Apesar do estatuto do novo cemitério prever a criação de um local para o sepultamento dos acatólicos, coube novamente a Luiz Simon adquirir um terreno paralelo e para lá transferir seus mortos, liberando também para o sepultamento de negros, protestantes, enfim, de todos os não-católicos. Em determinada ocasião, ele também permitiu que sua necrópole recebesse os cadáveres dos variolosos, renegados pelo cemitério municipal.
Muitos anos depois, com o fim das questões religiosas, ambos os cemitérios foram agregados.
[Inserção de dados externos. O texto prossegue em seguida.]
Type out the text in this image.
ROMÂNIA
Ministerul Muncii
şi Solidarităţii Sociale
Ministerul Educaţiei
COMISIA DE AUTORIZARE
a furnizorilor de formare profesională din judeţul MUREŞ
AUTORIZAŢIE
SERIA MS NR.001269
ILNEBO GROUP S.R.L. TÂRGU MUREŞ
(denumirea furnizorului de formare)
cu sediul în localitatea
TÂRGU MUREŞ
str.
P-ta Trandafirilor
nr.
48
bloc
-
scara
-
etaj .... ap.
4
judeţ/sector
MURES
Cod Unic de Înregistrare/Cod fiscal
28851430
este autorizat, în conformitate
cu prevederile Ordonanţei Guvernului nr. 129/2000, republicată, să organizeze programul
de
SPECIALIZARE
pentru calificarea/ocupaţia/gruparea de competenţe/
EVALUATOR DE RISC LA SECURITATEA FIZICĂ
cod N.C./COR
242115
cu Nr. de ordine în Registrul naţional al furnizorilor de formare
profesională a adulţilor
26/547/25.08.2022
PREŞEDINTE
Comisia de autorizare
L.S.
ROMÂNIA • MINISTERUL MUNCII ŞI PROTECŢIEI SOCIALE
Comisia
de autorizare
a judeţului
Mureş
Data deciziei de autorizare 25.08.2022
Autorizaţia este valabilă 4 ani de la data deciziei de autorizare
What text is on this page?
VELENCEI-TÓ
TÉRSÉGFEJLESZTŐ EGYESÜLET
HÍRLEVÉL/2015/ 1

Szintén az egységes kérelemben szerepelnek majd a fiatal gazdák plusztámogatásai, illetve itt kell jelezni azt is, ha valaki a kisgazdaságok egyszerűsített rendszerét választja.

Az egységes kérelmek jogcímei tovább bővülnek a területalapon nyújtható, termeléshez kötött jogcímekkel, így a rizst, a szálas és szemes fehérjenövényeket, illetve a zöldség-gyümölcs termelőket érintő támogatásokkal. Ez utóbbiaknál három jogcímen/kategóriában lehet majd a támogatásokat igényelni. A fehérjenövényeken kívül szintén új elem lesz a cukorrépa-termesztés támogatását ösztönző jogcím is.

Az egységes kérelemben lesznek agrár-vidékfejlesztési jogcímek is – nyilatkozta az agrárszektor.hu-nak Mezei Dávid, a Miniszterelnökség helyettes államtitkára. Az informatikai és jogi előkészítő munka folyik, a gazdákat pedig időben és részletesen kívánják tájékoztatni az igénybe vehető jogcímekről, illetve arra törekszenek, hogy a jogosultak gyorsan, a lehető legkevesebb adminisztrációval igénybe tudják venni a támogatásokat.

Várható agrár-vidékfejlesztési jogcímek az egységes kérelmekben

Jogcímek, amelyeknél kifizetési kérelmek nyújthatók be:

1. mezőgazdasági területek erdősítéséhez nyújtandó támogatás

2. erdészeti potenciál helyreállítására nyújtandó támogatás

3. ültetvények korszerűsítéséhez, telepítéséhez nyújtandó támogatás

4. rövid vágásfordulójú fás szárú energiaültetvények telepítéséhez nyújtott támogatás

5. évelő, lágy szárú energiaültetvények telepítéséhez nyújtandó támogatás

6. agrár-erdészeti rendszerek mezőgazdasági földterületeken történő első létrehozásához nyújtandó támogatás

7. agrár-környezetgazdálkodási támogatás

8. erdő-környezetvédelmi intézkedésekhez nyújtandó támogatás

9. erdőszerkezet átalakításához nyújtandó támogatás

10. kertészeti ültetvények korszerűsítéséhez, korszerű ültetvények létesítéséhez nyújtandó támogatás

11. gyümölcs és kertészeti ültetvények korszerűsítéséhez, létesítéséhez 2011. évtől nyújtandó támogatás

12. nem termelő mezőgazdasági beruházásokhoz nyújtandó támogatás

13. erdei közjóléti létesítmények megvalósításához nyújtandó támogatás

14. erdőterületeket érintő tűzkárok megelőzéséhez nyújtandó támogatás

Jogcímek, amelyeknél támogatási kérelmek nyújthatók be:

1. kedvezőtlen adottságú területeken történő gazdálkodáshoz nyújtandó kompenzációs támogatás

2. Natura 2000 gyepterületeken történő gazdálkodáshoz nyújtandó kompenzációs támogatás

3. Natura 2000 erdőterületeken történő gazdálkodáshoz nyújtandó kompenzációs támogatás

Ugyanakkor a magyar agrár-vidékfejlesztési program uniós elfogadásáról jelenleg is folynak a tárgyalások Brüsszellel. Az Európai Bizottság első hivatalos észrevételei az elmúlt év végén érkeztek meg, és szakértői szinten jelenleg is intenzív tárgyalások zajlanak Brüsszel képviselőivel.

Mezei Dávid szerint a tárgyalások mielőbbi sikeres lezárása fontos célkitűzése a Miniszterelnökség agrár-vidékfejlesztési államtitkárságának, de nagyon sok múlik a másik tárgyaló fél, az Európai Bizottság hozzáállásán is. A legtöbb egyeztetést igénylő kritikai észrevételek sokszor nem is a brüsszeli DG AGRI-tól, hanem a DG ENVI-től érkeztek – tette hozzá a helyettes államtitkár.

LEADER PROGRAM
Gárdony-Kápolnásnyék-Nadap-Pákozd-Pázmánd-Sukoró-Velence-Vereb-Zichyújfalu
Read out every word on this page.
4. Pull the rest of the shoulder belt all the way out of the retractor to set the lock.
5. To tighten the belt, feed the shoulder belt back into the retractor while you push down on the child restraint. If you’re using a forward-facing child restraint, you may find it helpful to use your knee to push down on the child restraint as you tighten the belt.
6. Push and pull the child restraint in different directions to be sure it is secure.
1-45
O cemitério acatólico foi doado ao município por Eva Simon Block, irmã de Luiz Simon. Atualmente, logo à entrada principal, à esquerda, encontra-se o sepulcro desta família judia. Isso explica haver no cemitério inaugurado em 1870, um túmulo trazendo uma data de 1850, ano da morte de Luiz Goodchaux, tio de Luiz Simon.
A necrópole do Avareí tem um inestimável valor histórico. Apesar dos milhares de túmulos, sua quadra inaugural abriga dezenas de sepulcros centenários que guardam os restos mortais de personalidades como João da Costa Gomes Leitão, Barão de Santa Branca, Lúcio Malta, Cônego José Bento, dentre outros. Há ainda aqueles considerados milagrosos como o de Dona Adélia Braga de Siqueira, do Padre Saint Clair e da menina “Janaína”. Um verdadeiro “museu a céu aberto”.